Ein englisches Sprichwort fordert, niemals eine gute Krise zu verschwenden („never let a good crisis go to waste„). Die Weltwirtschaftskrise öffnete ein kurzes Fenster für grundlegende Veränderungen in Wirtschaft und Gesellschaft. In Deutschland ergriffen die Nazis es und nutzten es dazu, eine mörderische Diktatur zu etablieren und die Welt mit Krieg zu überziehen. Für unsere Betrachtung hier relevanter ist der Blick auf die Krisenstrategien der liberalen Demokratien.

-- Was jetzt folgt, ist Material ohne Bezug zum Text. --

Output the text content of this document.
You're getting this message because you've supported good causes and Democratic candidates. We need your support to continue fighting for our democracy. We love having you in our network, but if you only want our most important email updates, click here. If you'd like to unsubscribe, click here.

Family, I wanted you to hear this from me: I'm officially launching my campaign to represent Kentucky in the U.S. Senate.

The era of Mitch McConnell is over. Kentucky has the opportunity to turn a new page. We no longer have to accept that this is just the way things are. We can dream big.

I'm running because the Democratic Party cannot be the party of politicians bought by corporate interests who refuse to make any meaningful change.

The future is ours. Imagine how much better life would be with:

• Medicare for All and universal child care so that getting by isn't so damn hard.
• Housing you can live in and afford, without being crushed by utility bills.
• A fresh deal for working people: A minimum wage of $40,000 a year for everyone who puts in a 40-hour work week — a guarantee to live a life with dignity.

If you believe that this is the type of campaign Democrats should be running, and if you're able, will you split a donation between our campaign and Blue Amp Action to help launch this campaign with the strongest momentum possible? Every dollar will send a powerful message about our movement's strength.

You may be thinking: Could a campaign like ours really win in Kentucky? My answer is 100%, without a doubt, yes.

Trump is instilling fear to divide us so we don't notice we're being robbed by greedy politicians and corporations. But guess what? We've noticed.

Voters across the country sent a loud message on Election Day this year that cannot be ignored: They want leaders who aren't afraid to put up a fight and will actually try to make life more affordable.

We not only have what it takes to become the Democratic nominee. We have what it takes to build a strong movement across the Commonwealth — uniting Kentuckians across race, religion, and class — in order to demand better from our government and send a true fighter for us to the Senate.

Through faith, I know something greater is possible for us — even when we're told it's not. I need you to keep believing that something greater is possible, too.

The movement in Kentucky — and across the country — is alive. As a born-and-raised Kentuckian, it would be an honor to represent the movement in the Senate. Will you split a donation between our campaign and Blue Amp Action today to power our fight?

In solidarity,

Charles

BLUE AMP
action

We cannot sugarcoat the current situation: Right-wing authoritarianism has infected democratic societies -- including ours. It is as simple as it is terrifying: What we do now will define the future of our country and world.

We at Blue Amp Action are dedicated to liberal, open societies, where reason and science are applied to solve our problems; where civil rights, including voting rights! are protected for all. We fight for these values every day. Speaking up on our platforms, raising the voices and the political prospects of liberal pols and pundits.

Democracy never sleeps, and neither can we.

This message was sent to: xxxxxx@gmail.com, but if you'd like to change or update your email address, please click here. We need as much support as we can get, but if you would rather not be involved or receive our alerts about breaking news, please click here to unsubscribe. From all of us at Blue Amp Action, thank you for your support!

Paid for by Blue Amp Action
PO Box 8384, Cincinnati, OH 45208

Während Frankreich und Großbritannien lange, viel zu lange, an den gescheiterten Strategien der Neoklassiker festhielten (was sich vor allem in ihrem beharrlichen Festhalten am Goldstandard ausdrückte, der ihre Wirtschaften fesselte) und vor allem Frankreich später von innenpolitischen Konflikten (Querfront) und so teuren wie nutzlosen Rüstungsprogrammen (Maginot-Linie) gelähmt wurden, zog in den USA 1933 ein Präsident ins Weiße Haus ein, der so gar nicht dazu angetan schien, als Champion der unteren Klassen aufzutreten. Franklin Delano Roosevelt entsprang dem, was in den USA als Adelsschicht gelten darf. Seine Familie war wohlhabend, heiratete stets unter sich, gehörte zum Standardinventar der kultivierten Neu-Englischen Oberschicht und bewohnte große manors. Roosevelt selbst jedoch war, auf seine Art, ein Radikaler. Er hatte die Vision, die Macht des Staates zu nutzen, um die Wirtschaft wieder in Gang zu bringen, denn er betrachtete die Weltwirtschaftskrise vorrangig als eine Krise der Zuversicht, also psychologisch, und nicht systemisch.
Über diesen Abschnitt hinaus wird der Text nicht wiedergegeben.